Eru Ilúvatar indiqua à chacun un thème à chanter, et à tour de rôle, les Ainur s'y employèrent avec application. Ingwilas ignorait encore les desseins de leur Père, mais il s'abandonna volontiers à l'écoute de ses camarades dont les airs oscillaient de l'un à l'autre, d'un ton joyeux à la mélancolie, d'un timbre clair au grave. Bien qu'il n'eut parlé à chacun d'entre eux, il les connaissait tous, car leurs esprits étaient intimement liés et en dépit de leurs cécités, ils purent ressentir toutes les émotions qui les entouraient. C'est ainsi qu'il perçut l'admiration de ses pairs lorsque Melian se mit à fredonner, et le même sentiment l'envahit peu après devant la beauté de sa mélodie. Sa voix merveilleuse surpassait toutes celles entendues jusque-là, provoquant une attention accrue de l'assistance. Lorsqu'elle eut fini, une profonde déception s'installa, regrettant qu'elle eût été si courte, mais bientôt, Wicas prit la relève et si sa musique n'en porta pas le même charme, elle leur permit de combler le vide qui s'était momentanément établi en leur cœur. Celle-ci, plus énergique, inspirait triomphe et droiture contrairement à la précédente, plus douce et envoutante. Quand il eut achevé sa composition, un long silence s'ensuivit. Trop long. Un autre Ainu devait le remplacer, mais il tardait à se manifester, tant et si bien qu'Ingwilas crut un instant qu'il s'agissait de lui, car il savait son tour proche de celui de son frère Wicas. Une pointe de malaise s'empara de lui, craignant la remarque. Pourtant, il sentait la surveillance d'Eru penchée sur un autre et une certaine agitation commença à gagner quelques-uns devant cette attente languissante.

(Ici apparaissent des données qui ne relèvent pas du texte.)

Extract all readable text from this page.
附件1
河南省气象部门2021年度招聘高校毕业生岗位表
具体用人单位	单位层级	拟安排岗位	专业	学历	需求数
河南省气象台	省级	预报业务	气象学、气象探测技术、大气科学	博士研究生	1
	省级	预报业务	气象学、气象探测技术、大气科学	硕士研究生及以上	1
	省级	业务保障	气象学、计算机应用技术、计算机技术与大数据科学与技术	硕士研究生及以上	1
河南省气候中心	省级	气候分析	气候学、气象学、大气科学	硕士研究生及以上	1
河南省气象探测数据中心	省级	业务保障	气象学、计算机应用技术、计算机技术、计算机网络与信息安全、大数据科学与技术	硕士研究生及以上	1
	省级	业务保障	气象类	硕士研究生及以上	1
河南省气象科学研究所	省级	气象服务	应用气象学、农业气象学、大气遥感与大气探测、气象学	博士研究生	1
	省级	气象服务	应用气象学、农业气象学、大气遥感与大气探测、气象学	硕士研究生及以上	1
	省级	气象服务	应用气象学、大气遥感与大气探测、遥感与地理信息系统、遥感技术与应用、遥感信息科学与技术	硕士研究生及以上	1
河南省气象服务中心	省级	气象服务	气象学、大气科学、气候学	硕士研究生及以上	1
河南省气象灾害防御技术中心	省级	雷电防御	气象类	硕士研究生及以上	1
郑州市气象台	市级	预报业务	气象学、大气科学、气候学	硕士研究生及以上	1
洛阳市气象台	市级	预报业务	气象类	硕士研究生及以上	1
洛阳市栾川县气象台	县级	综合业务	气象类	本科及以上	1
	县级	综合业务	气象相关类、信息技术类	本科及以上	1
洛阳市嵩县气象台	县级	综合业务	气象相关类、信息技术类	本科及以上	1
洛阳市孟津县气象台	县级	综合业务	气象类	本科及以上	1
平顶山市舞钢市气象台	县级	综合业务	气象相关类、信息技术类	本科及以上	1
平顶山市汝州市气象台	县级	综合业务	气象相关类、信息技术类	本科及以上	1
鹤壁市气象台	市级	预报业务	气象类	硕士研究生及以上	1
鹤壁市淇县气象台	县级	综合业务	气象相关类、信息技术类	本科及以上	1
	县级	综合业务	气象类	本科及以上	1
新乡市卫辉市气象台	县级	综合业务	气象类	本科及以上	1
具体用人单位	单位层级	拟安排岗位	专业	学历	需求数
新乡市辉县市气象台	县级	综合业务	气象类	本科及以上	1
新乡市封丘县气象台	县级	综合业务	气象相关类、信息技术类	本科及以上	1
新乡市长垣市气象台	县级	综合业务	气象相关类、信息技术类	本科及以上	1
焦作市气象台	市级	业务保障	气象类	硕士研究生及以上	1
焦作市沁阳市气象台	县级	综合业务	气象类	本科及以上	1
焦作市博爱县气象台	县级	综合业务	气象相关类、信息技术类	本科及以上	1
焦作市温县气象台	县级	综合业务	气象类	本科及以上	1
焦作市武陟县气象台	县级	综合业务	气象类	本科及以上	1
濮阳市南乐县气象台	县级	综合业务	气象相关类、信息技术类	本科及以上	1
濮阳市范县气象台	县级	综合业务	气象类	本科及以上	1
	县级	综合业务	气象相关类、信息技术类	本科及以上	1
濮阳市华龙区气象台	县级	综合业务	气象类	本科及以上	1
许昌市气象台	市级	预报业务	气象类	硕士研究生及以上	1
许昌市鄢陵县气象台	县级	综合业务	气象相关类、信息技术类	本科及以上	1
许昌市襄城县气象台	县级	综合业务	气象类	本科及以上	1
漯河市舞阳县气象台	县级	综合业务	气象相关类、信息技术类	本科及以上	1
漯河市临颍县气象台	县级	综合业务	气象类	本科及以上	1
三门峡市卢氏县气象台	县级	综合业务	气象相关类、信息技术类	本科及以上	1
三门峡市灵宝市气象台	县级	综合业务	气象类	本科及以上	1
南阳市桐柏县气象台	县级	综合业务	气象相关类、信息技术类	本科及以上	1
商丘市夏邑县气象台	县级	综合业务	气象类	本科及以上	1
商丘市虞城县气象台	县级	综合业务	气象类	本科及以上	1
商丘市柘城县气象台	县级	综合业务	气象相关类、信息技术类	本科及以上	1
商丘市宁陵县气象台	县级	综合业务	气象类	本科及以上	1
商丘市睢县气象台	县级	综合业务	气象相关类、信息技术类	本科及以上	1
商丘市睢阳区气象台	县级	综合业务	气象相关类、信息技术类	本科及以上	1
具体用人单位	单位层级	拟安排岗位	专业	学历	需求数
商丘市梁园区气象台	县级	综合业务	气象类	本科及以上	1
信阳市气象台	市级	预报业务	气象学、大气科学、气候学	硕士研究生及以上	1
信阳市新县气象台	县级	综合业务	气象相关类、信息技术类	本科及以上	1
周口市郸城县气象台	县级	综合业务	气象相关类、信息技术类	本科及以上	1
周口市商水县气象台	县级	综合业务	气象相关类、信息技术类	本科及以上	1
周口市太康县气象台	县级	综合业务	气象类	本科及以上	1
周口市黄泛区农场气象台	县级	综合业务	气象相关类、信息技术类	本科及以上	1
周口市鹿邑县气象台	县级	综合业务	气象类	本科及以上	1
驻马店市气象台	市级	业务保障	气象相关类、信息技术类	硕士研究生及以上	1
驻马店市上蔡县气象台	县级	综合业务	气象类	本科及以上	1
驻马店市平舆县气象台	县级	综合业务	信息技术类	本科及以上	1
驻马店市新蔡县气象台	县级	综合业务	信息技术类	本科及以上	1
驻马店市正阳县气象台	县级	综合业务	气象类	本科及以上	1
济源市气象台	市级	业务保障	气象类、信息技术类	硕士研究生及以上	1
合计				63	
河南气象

Non loin, Melkor, le plus puissant des Ainur, sembla même sur le point d'émettre ouvertement l'expression de son déplaisir, mais sa colère retomba aussitôt lorsque le thème tant espéré fut enfin joué. Si Melian avait eu le don de les éblouir, il n'existait simplement pas de termes appropriés pour décrire la vénusté du chant qui s'offrait dorénavant à l'auditoire bienheureux. Beaucoup parurent même hypnotisés durant ces trop brèves minutes qui s'écoulèrent, transportés qu'ils étaient par la gaieté des mots qui s'enchaînaient, tantôt sur un rythme rapide et entraînant, tantôt sur une mesure suave et délicate. Mais outre sa magnificence, Ingwilas, comme d'autres, y sentit l'émanation même d'un sentiment qu'il fut incapable de décrire ; il eut la nette impression d'être subitement habité par une flamme grisante, laquelle lui présentait tous les possibles. De son côté, Melkor se consumait un peu plus d'orgueil à chaque nouvelle note, se surprenant même à songer prendre la place d'Ilúvatar et décréter que cette pièce vocale ne prît jamais fin. Toutefois, elle s'arrêta et le tacet qui l'étalonna fut encore plus malplaisant que le dernier. Tous devinèrent le regard ému du Père de Tout posé sur l'auteur de la romance, mais il était à la fois empreint d'un émerveillement indicible et d'une tristesse infinie et ils ne surent lequel des deux sentiments fut prédominent, tout en ne s'expliquant pas le sens du second.
« Nàryeldë est sans nul doute notre plus belle voix, affirma l'Unique, et grand est son pouvoir. Elle est parvenue à attiser en chacun de vous, la part de la Flamme Éternelle dont je vous ai doté à votre création »
Tandis qu'Ingwilas comprit enfin la nature du phénomène qui l'eut hanté plus tôt, le sentiment qui lui fut apparu demeura un mystère. Quant à Melkor, en plus de cet éclaircissement, songea que Nàryel devait être la Flamme Éternelle, ce qui expliquait selon lui, son échec à la découvrir alors qu'il eut vagabondé à plusieurs reprises dans le Vide. Il eut alors l'envie irrépressible de posséder cette Ainu, car il nourrissait l'ambition clandestine de créer ses propres œuvres depuis longtemps.
« Chante encore ! » dit-il puissamment.
Si la grande majorité de l'assemblée n'émit aucune objection à cette revendication, espérant secrètement sa réalisation, les derniers n'apprécièrent guère le ton absolu qu'il eut adopté. Wicas se montra particulièrement virulent et Varda – celle qu'Ilúvatar considérait dans son esprit comme sœur de Nàryel – le rejeta plus violemment encore. Melkor s'évertua à la détester depuis lors, et Eru du rétablir le calme d'un geste de la main.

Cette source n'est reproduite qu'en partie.